L’état du marché immobilier suscite de nombreuses interrogations. La plupart des professionnels préfèrent ne pas affoler le marché mais néanmoins, les acheteurs ont déjà adopté une position attentiste laissant augurer une baisse des prix.
Recul du nombre de transactions. Après des années exceptionnelles, le nombre de transactions a chuté au premier semestre sur l’ancien et, de manière encore plus marquée, sur le logement neuf (lire l'encadré). Selon le Syndicat national des professionnels immobiliers (SNPI), les ventes ont baissé de 13 % en France. Sur la même période, les notaires d’Ile-de-France enregistrent également une diminution des ventes de 7,9 %.
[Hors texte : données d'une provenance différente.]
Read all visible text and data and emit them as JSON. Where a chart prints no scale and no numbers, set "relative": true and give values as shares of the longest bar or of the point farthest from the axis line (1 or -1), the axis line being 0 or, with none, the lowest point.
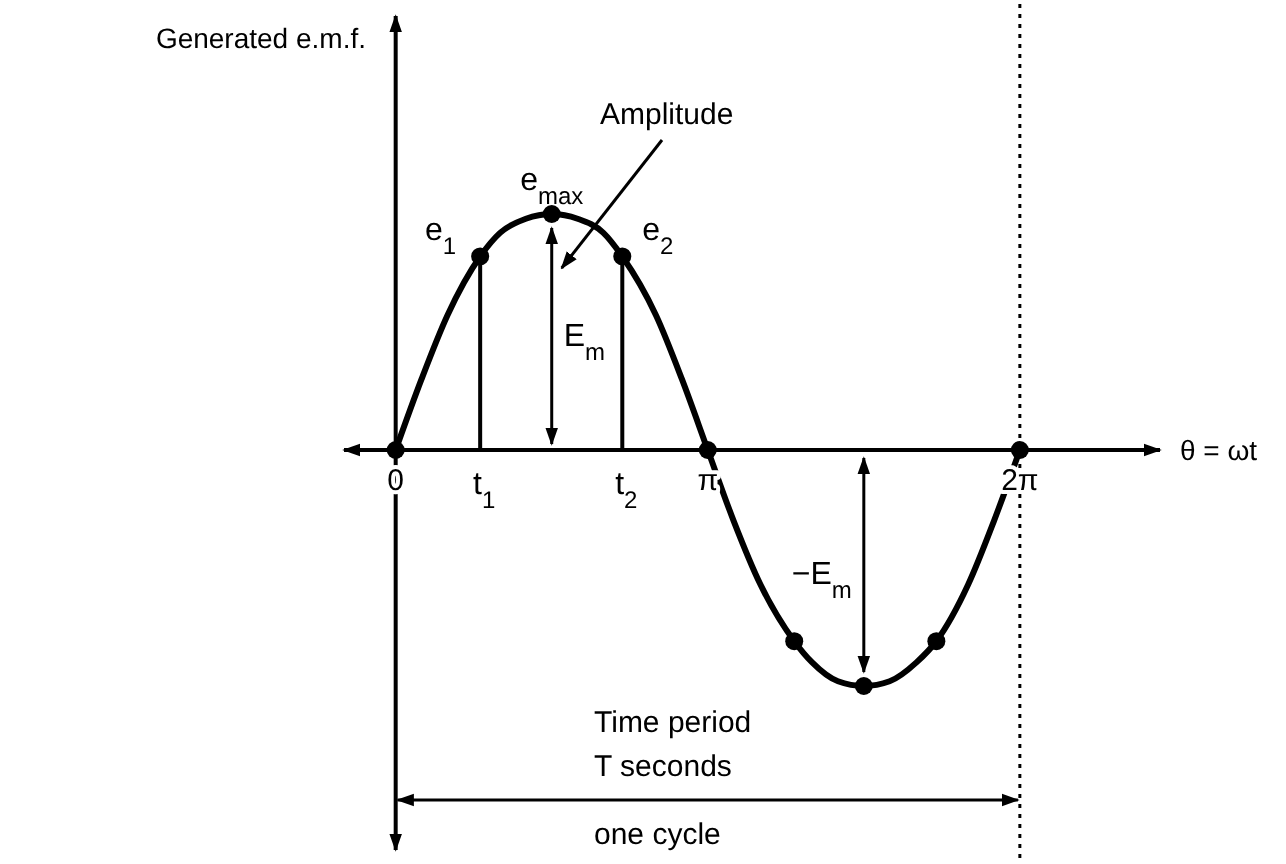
{
  "chart_data": {
    "type": "line",
    "relative": true,
    "xlabel": "θ = ωt",
    "xlim": [
      -0.52,
      7.69
    ],
    "xticks": [
      {
        "value": 0,
        "label": "0"
      },
      {
        "value": 3.14,
        "label": "π"
      },
      {
        "value": 6.28,
        "label": "2π"
      }
    ],
    "grid": false,
    "series": [
      {
        "color": "#000000",
        "line_style": "solid",
        "x": [
          0,
          0.26,
          0.52,
          0.85,
          1.05,
          1.31,
          1.57,
          1.83,
          2.09,
          2.28,
          2.62,
          2.88,
          3.14,
          3.4,
          3.67,
          4.01,
          4.19,
          4.45,
          4.71,
          4.97,
          5.24,
          5.44,
          5.76,
          6.02,
          6.28
        ],
        "values": [
          0,
          0.3,
          0.57,
          0.82,
          0.92,
          0.98,
          1,
          0.98,
          0.92,
          0.82,
          0.57,
          0.3,
          0,
          -0.3,
          -0.57,
          -0.81,
          -0.9,
          -0.98,
          -1,
          -0.98,
          -0.9,
          -0.81,
          -0.57,
          -0.3,
          0
        ]
      },
      {
        "type": "scatter",
        "color": "#000000",
        "marker": "circle",
        "x": [
          0,
          0.85,
          1.57,
          2.28,
          3.14,
          4.01,
          4.71,
          5.44,
          6.28
        ],
        "values": [
          0,
          0.82,
          1,
          0.82,
          0,
          -0.81,
          -1,
          -0.81,
          0
        ]
      },
      {
        "type": "line",
        "color": "#000000",
        "line_style": "solid",
        "x": [
          0.85,
          0.85
        ],
        "values": [
          0,
          0.82
        ]
      },
      {
        "type": "line",
        "color": "#000000",
        "line_style": "solid",
        "x": [
          2.28,
          2.28
        ],
        "values": [
          0,
          0.82
        ]
      }
    ],
    "ref_lines": [
      {
        "axis": "x",
        "value": 6.28,
        "line_style": "dotted",
        "color": "#000000"
      }
    ],
    "annotations": [
      {
        "text": "e$_{1}$",
        "x": 0.85,
        "y": 0.82
      },
      {
        "text": "e$_{max}$",
        "x": 1.57,
        "y": 1
      },
      {
        "text": "e$_{2}$",
        "x": 2.28,
        "y": 0.82
      },
      {
        "text": "t$_{1}$",
        "x": 0.85,
        "y": 0
      },
      {
        "text": "t$_{2}$",
        "x": 2.28,
        "y": 0
      },
      "Generated  e.m.f.",
      "Amplitude",
      "E$_{m}$",
      "−E$_{m}$",
      "Time period",
      "T seconds",
      "one cycle"
    ]
  }
}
Ce recul de l’activité préoccupe évidemment certains professionnels mais Olivier Eluère, économiste au Crédit Agricole, se veut rassurant : « On ne peut parler de crise au sens d’un krach immobilier, comme c’est le cas aux Etats-Unis. » De même, Alain Duffoux, président du SNPI, indique qu’« il est logique que le marché se tasse afin de digérer les fortes hausses de prix, ce seul élément n’est pas inquiétant ».
Interrogations sur les prix. Pour certains, la réduction des ventes implique une diminution des prix. Ainsi, selon Christophe Cremer, président de Meilleurtaux, « la baisse des prix est déjà là ». De même, Laforêt Immobilier, qui prévoit une baisse des prix de 15 % sur deux ans, note que « depuis le début de l’année 2008, les prix ont commencé à décroître (…). Les acheteurs n’hésitent plus désormais à faire aux vendeurs des offres inférieures de 10 % par rapport au prix demandé (…). La baisse sera plus marquée en septembre 2008. »
Pour autant, si elle est ressentie et largement pronostiquée, la baisse des prix n’est pour l’heure pas actée. L’indice Notaires-Insee affiche un léger recul de 0,8 % au premier trimestre 2008. « Nous ne constatons pas de baisse franche des prix. Le marché entre désormais dans un nouveau cycle mais n’est pas en crise compte tenu de la forte demande », explique Jean-François Humbert, président de la Chambre des notaires de Paris. Sur le premier semestre, les prix se stabilisent selon la Fnaim qui enregistre une hausse annuelle moyenne de 1,7 % (voir graphique).
L’environnement change. Le réajustement des prix était attendu. « Après dix ans de hausse, une correction est nécessaire. Elle devrait être modérée si aucun élément extérieur ne vient modifier la donne », prévoit Olivier Eluère.
Ces dernières années, la progression des prix a été compensée par la baisse des taux d’intérêt puis l’allongement de la durée des crédits. Or, ces facteurs, qui ont soutenu le marché, atteignent aujourd’hui leurs limites. « Depuis un mois et demi, il y a une vraie fracture qui ne vient pas de l’immobilier mais du marché bancaire, s’inquiète Alain Duffoux. Les banques françaises ont désormais plus de difficultés à se financer et sont plus exigeantes pour l’accès au crédit. »
Ainsi, le nombre de dossiers de crédit acceptés se contracte. « Le taux de refus a crû d’environ 15 %. Les principales personnes touchées sont les primo-accédants aux revenus modestes, remarque Bruno Rouleau, directeur partenariats et formation du courtier en crédits In&Fi Crédits. Ainsi, le financement de 110 % du projet immobilier et les prêts d’une durée supérieure à 27-30 ans font désormais l’objet d’une étude beaucoup plus approfondie pour l’accord de financement, voire reçoivent régulièrement des refus. » Il poursuit : « De même, un client présentant des critères tendus (CDI depuis moins d’un an, intégration de revenus complémentaires non pérennes, taux d’endettement supérieur à 34 %) est dorénavant très souvent écarté. »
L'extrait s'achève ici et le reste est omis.